Volume #14 - 1104.|
EUROPE, THE SOVIET UNION AND THE MIDDLE EAST
Memorandum for Secretary of State for External Affairs|
June 22nd, 1948|
You will perhaps recall that at the time of the campaign conducted largely by the Council of Canadian South Slays for the repatriation to Yugoslavia of immigrants to Canada, there was publicized a scheme whereby funds were to be collected from sympathetic Canadian South Slays, to be used to purchase relief and rehabilitation equipment for despatch to Yugoslavia, in order to assist in the rehabilitation of that country.
The drive for funds, a large portion of which were obtained from the departing repatriates, resulted in a substantial collection, from which some $280,000 has been used to purchase a miscellany of commodities for shipment to Yugoslavia. Of this total about $130,000 has been expended in the purchase of new machines and equipment, and about $150,000 for the purchase of articles from War Surplus through War Assets Corporation.
Permission to export these commodities has been withheld for sometime, for the following reasons:
(a) There was a suspicion that duress had been applied to individual Canadians in order to persuade them to subscribe.
(b) It was felt that, while during the period of collection the collectors stated that the purpose of the fund was partly to set up the repatriates in their new life, that in fact the repatriates as individuals would receive practically no benefit from the import of the articles in question.
(c) The activities of the Council of South Slays and of the Yugoslav representatives in Canada were objectionable to the Canadian Government from many points of view.
Up to the present, permission to export has been withheld on the grounds that the regulations of the Foreign Exchange Control Board require that the value of all exports must be received in hard currency from the recipient, except in the case of gifts to a value of less than $100. Gifts to a value of more than $100 may be exported, but only with the specific consent of the Foreign Exchange Control Board.
Last week it was drawn to Mr.
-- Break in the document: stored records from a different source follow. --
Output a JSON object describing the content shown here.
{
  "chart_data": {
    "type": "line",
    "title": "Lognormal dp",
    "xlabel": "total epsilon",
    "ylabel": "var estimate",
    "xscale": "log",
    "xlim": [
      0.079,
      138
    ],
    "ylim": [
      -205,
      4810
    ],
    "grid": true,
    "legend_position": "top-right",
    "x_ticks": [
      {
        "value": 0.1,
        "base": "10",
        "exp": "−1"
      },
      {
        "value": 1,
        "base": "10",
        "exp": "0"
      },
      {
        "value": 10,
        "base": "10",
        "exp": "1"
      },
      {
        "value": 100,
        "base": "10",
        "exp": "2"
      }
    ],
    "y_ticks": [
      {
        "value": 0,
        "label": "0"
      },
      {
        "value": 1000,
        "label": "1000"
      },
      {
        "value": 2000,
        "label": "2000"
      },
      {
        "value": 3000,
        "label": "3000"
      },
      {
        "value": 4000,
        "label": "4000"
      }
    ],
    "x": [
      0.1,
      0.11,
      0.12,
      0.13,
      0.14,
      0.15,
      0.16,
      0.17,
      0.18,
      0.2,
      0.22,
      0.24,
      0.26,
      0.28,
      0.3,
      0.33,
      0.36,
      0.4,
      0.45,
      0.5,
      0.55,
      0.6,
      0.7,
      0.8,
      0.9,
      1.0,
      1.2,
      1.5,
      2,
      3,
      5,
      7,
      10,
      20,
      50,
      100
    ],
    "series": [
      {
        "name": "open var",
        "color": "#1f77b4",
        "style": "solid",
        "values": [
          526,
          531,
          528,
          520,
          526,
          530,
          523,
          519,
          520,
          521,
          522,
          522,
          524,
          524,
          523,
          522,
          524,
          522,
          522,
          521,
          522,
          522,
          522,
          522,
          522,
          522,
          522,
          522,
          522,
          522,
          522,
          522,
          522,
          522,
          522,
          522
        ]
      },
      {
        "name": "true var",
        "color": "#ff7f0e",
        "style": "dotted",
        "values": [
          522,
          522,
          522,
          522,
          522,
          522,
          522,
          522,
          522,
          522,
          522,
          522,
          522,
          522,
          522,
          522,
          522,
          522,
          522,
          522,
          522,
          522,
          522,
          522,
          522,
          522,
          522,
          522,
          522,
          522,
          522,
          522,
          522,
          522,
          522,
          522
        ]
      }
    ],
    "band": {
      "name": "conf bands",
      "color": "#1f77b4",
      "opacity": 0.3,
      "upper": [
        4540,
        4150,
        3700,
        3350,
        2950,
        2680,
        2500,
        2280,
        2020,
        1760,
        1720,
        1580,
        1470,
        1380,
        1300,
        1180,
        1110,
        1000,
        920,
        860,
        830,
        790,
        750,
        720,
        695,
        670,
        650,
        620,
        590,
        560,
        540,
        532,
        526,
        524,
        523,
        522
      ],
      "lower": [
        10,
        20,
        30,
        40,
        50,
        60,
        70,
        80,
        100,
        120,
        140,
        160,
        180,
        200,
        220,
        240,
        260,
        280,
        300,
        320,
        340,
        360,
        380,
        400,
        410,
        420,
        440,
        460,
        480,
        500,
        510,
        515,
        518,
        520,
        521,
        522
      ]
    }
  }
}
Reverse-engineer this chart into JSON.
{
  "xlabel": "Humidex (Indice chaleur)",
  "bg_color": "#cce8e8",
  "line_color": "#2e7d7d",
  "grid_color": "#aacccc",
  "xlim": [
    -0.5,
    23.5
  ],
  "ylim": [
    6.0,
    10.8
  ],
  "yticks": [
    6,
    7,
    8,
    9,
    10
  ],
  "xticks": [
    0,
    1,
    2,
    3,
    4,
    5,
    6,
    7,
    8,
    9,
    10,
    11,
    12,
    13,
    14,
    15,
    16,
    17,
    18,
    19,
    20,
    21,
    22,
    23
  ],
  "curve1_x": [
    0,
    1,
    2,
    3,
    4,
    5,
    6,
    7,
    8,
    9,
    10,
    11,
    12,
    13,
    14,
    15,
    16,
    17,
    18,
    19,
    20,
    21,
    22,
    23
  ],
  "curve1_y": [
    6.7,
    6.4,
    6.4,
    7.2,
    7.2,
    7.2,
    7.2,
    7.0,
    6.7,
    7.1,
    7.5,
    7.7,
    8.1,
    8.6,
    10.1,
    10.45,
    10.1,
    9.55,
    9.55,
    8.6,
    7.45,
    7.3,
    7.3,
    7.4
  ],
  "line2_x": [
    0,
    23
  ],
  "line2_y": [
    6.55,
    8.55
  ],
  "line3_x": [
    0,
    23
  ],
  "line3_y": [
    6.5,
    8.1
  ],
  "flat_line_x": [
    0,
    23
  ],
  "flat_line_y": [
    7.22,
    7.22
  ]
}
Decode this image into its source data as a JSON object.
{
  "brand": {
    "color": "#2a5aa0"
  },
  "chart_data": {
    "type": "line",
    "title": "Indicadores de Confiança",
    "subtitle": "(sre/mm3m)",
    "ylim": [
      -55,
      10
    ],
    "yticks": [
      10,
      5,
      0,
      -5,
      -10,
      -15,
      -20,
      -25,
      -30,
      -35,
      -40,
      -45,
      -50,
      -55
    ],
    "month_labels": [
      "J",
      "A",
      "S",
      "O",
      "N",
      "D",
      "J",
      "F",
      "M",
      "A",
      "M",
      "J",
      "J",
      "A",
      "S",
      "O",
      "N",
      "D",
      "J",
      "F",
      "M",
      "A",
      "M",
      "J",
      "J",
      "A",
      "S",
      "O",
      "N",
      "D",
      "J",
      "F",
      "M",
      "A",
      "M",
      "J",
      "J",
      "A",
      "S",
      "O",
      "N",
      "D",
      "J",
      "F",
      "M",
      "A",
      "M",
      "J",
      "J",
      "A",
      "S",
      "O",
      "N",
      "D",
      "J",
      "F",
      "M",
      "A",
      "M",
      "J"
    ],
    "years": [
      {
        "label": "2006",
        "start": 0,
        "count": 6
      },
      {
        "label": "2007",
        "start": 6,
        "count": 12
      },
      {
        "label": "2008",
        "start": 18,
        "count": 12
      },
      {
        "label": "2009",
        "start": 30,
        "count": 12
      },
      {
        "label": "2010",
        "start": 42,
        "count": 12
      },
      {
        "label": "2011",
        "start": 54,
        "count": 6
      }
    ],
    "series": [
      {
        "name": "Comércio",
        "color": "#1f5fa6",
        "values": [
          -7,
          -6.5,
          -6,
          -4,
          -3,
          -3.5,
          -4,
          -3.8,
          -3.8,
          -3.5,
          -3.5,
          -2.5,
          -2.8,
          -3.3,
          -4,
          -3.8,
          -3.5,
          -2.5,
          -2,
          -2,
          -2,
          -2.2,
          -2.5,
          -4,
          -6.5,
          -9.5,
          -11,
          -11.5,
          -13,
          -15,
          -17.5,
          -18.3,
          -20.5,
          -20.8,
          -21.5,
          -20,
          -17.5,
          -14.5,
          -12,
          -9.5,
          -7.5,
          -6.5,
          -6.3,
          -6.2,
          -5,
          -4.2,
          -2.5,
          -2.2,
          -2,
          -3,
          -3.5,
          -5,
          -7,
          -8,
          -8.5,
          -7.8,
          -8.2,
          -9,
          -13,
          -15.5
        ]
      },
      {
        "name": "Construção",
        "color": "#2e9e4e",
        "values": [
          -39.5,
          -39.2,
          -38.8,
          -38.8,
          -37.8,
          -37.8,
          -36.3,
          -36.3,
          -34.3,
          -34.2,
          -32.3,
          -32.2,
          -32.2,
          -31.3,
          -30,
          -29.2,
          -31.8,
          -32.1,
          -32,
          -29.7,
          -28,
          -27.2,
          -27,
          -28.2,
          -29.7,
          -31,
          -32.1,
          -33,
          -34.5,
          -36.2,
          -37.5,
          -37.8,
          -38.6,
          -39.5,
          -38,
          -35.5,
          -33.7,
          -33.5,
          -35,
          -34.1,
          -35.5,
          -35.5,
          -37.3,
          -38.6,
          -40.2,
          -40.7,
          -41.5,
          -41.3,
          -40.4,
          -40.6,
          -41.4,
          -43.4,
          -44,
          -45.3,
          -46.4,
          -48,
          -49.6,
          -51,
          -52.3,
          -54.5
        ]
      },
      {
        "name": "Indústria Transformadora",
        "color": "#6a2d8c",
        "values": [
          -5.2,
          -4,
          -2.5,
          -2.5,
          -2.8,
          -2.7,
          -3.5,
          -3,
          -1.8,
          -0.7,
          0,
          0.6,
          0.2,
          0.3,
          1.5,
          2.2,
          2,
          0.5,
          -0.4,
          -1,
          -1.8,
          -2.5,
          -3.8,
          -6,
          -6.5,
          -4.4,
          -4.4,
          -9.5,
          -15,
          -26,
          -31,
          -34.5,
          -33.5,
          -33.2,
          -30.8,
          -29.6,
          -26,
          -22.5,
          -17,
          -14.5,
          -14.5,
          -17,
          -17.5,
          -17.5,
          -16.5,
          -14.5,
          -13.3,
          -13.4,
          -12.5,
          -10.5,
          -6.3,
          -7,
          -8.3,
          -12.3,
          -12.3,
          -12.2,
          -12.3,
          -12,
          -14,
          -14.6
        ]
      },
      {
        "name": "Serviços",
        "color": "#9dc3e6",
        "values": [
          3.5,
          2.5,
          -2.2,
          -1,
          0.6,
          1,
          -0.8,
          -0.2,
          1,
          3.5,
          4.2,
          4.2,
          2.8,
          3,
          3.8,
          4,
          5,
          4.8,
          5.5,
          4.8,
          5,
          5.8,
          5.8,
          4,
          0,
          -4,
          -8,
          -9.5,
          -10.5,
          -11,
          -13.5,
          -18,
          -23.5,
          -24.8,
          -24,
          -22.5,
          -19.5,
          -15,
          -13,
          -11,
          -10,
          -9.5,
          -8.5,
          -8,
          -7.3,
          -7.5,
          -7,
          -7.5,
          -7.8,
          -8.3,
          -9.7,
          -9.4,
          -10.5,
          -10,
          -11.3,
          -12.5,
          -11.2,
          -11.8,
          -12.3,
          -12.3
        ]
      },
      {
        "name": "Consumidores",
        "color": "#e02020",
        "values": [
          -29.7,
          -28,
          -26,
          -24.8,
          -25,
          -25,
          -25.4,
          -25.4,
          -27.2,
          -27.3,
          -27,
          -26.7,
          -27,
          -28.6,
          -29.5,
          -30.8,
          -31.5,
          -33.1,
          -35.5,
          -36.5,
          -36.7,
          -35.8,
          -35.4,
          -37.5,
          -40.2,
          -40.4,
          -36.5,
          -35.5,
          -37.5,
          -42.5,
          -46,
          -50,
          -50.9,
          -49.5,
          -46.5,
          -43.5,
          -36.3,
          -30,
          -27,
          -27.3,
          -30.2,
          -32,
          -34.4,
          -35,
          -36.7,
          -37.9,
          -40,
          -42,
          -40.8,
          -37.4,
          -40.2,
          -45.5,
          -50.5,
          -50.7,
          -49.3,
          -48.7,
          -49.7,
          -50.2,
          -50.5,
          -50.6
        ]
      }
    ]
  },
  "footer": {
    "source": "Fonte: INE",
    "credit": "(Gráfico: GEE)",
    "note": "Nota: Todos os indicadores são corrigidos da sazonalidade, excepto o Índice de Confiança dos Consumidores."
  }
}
Howe's attention that the Council of South Slays, some two years ago, had reached an understanding with the Foreign Exchange Control Board to the effect that the proceeds of such a collection could be used for the purchase of goods for export to Yugoslavia. In the light of this, Mr. Howe has come to the conclusion that we should not any longer withhold permission to export.
The Department of Trade and Commerce, however, intends to withhold permission for war-like materials such as parachutes and parachute cords, which have been purchased, and new equipment of United States origin, such as a Diesel engine which is also now in the hands of the representative of the Council.
The Department has not held very strong views on this subject. We have not opposed the sale of non-war-like goods to Yugoslavia in general, but we did, however, concur in the recommendation of the Interdepartmental Committee on External Trade Policy that permission to export in this particular instance should he withheld. As matters now stand, however, the prior agreement with the Foreign Exchange Control Board removes any argument we might advance to the Council of South Slays for refusing permission to ship except for the categories mentioned above.
I would propose, if you agree, to instruct our Minister in Belgrade to inform the Yugoslav Government that the Canadian Government, in order to clean up this particular arrangement, has now granted permission to export, but add a word of caution so as to make it clear that the Canadian Government is not encouraging further exports to Yugoslavia of this nature.34
Last Friday the Interdepartmental Committee on External Trade Policy, after reviewing the facts, agreed that permission to export should now be granted.
34Ces instructions ont été envoyées le 24 juin. This instruction was sent on June 24.